Narrative Design for Indies (Edwin McRae)

narrativedesig.jpgNarrative Design for Indies: Getting Started. This is a brief Kindle book published in October of last year.

Edwin McRae is a writer and narrative designer who specializes in indie projects, and has written some blog tutorials and guidance for ink, as well. His book is designed to help aspiring indies figure out what they might need in the area of story, whether they need to hire a writer, and what expectations they should have going into that process.

McRae’s approach is very much conscious of resource constraints. Voiceover is expensive: what can you do without it? What methods of delivering story are affordable and easy to sneak into your story? How can you manifest important story information through gameplay and flavor text that you needed to create anyway?

Sometimes, this emphasis trends towards dismissing areas that I find quite interesting — for instance, McRae is pretty negative about the possibility or value of character growth, considering that an area for movies and television more than for games: “Character development is only necessary when the world doesn’t change all that much… by contrast, games are usually about changing the world.”

And also: “don’t build your world before your mechanics.” I tend to think you can go either way. You definitely need to know what your core gameplay experience is early in the process, so if you don’t have mechanics, you should figure out what they’re going to be — but starting from a setting or character prompt to come up with those mechanics is not inherently wrong, in my view.

On the other hand, the questions McRae offers for fleshing out your worldbuilding are sensible ones. There’s nothing wrong with the method he’s laying out here, even if it’s not the only approach that could possibly work.

He makes a good case for brevity, too: if you must have tomes and diaries scattered through your game world, keep them short and put them in places where the player will have quiet leisure to read. Flavor text, usually short by nature, should suggest as much as possible about the world in a small space. (In the parser IF world, this carries over to object descriptions: “It’s a typical stool” is never a good description for a piece of furniture, and even “Oak, with three legs” is disappointing because it provides no new hooks for the player to think about.) There’s more here about actual prose construction than you’ll find in most games writing books.

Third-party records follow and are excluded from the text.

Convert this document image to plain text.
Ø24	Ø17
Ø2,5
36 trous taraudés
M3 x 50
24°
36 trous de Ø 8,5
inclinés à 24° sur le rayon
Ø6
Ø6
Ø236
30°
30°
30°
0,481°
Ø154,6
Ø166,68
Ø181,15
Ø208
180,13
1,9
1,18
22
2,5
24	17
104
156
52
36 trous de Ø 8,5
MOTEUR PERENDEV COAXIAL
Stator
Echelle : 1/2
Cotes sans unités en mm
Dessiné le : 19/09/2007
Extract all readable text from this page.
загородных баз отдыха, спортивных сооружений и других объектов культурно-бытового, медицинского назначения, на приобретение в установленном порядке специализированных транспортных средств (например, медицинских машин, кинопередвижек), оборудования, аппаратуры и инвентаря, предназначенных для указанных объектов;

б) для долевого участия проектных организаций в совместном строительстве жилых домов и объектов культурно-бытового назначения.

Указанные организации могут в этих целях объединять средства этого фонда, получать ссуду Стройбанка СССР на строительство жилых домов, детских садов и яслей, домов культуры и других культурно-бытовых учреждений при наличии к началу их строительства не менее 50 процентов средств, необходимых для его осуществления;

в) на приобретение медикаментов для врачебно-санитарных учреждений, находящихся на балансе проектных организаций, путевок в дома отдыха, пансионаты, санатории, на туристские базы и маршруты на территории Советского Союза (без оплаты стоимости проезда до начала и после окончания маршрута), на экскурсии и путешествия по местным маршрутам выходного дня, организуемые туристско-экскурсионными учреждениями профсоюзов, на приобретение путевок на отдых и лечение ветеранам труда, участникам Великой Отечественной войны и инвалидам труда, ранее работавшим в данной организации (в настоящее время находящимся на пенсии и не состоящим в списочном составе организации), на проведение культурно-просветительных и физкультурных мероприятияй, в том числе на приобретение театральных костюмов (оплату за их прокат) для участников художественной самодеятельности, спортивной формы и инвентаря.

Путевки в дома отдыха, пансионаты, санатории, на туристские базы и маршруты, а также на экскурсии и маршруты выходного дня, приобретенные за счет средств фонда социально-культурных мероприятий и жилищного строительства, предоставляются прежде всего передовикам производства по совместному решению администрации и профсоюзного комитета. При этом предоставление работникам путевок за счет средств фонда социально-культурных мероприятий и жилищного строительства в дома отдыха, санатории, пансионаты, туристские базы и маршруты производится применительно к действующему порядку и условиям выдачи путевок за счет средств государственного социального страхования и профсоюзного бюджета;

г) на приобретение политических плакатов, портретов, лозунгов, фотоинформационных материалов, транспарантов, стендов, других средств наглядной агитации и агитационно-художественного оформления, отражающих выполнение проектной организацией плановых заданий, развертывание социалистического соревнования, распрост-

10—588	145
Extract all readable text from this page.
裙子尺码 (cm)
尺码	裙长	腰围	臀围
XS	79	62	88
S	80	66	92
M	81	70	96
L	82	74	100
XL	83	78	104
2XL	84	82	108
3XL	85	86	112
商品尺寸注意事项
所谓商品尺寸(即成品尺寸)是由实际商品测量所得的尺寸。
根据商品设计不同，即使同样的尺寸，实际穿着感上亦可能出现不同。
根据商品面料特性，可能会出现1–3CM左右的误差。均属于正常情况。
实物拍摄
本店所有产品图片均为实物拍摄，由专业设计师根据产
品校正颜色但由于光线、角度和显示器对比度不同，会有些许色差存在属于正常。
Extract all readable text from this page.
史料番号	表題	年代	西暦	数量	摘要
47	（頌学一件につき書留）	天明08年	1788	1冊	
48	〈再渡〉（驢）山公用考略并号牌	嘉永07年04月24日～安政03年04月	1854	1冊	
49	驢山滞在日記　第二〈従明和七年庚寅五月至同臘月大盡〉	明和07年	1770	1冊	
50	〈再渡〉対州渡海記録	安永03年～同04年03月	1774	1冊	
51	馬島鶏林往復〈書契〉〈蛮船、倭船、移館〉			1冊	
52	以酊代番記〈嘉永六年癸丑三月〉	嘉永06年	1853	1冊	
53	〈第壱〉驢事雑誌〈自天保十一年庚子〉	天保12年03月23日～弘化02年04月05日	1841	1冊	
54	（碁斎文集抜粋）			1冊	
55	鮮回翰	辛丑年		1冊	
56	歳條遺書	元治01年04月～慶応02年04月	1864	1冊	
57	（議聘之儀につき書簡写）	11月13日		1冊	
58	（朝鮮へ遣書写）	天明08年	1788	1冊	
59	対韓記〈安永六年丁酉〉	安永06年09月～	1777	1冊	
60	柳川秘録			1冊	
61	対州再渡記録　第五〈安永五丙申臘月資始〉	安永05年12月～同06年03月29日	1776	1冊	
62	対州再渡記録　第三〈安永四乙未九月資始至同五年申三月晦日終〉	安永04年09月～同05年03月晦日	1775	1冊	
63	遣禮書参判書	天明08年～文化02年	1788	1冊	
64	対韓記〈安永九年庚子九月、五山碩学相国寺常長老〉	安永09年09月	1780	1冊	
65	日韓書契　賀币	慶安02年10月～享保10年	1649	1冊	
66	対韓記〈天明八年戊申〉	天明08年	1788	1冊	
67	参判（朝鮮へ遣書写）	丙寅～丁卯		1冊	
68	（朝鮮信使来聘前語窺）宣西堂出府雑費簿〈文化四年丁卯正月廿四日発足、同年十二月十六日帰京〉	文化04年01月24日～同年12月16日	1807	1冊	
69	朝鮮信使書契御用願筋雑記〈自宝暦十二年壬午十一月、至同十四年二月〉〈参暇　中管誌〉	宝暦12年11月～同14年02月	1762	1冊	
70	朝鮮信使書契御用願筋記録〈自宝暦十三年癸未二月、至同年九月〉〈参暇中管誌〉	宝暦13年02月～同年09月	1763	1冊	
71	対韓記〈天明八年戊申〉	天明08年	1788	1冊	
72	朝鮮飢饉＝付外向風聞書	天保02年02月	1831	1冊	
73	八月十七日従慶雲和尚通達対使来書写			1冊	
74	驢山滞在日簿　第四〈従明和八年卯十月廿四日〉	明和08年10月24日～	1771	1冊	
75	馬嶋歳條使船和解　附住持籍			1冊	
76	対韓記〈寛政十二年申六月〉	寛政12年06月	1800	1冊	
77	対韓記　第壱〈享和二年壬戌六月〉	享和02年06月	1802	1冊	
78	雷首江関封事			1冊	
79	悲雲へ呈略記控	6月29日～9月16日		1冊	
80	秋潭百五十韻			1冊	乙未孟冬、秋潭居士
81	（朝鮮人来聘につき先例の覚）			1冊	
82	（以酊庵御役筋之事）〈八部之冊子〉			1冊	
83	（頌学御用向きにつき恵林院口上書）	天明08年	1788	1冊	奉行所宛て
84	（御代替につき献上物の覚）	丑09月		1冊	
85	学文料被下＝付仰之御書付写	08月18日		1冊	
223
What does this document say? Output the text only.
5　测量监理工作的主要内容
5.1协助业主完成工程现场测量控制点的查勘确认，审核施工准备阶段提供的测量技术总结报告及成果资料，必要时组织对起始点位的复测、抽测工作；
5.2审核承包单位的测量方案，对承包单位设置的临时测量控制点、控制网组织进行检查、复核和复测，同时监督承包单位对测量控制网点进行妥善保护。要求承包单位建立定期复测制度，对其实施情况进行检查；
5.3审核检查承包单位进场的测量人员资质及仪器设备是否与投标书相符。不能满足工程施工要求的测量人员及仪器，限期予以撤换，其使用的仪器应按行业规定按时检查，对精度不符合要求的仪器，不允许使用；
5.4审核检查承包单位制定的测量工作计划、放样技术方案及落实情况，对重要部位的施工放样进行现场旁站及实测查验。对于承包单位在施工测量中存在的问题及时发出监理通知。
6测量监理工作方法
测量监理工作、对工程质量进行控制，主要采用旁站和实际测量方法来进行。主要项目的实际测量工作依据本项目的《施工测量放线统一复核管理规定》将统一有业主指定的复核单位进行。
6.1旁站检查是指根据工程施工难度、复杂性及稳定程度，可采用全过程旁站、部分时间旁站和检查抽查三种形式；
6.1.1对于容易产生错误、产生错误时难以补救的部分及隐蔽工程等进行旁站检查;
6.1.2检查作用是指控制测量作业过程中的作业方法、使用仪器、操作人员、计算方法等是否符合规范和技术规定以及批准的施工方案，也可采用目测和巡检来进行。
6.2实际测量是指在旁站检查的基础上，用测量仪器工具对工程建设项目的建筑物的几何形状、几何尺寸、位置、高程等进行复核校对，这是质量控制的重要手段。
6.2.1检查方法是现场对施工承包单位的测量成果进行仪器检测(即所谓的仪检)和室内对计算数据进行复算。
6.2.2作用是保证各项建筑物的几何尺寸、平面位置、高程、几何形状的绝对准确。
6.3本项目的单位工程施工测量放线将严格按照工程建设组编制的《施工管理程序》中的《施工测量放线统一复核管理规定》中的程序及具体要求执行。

Overall, this is likely most useful for the indie audience he outlines, and in particular for creators who aren’t looking to build a primarily story-focused game. The most useful and specific advice McRae has to offer is around story framing for gameplay that is mostly non-narrative, and about how to maximize the emotional and narrative value of that content. It treats narrative design a bit like art design, as valuable and skilled work that can be done on a larger or smaller budget, but that is almost certainly not providing the spine of the game.